Unfortunately this can happen to any of us in our later years.
Not knowing
how much our beloved Russian motorcycles are worth he phoned
Chris Smith to find out, of course Chris gave him a completely
honest price not having seen the machine for himself and thought
it worth around £200, this was on the assumption that it was an
M66 and made in 1975 and that it was blue and in stages of some
restoration. With that in mind he phoned me to say that he may
have found me a bike that I could do something with, as this
price fell right into my price bracket (cheap).
I rang a
nice chap called Lea who was selling the motorcycle the next day
and said to him I believe you have an old Ural M66 for sale.

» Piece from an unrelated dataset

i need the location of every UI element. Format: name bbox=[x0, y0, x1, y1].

After a few conversations about the motorcycle, like what he
wanted to sell it for, and what I was prepared to pay for it, I
arranged to go and have a look at the bike. Lea must have spoken
to someone as he said, “I want to make something out of this
deal but I understand that they are not worth a round of drinks
really”. With that I felt that this could work. I said that I
would be down on the weekend with the trailer and I will
possibly buy it after seeing its condition.
He then
dropped a small spanner in the works and said that there was
another engine mixed up with the Ural stuff but didn’t say what
it was, on hearing that I wasn’t sure what I was going to find,
I made a quick phone call to a friend Chris Northcote, who
already has a M66, and would know the different parts; he tried
to explain the differences. In the end I said come with me, at
this suggestion Chris was very eager to come with me and have a
look at the Ural, so I picked him up and away we went.
When we got
to the building it had one these large steel garage doors, one
of these motorised jobs that takes ages to rise. You tend to get
that anticipation jittery feeling when you have to wait for
something you want and you know its on the other side and its
taking a long time to see it.
Once the
door was opened there stood this M66, looking at it for the
first time you could see that it was in very good condition.
The pictures
do not do the motorcycle real justice, but give you an idea what
we saw.
It looked
like the restoration of the motorcycle had been started, but
events took over the gent and this is how it has been left, for
8 years I believe.
The rest of
the motorcycle was in several boxes and in each one the parts
were carefully wrapped in material and newspaper or placed into
ice cream tubs, none of which were labelled to show what they
were, or even what motorcycle they belonged to.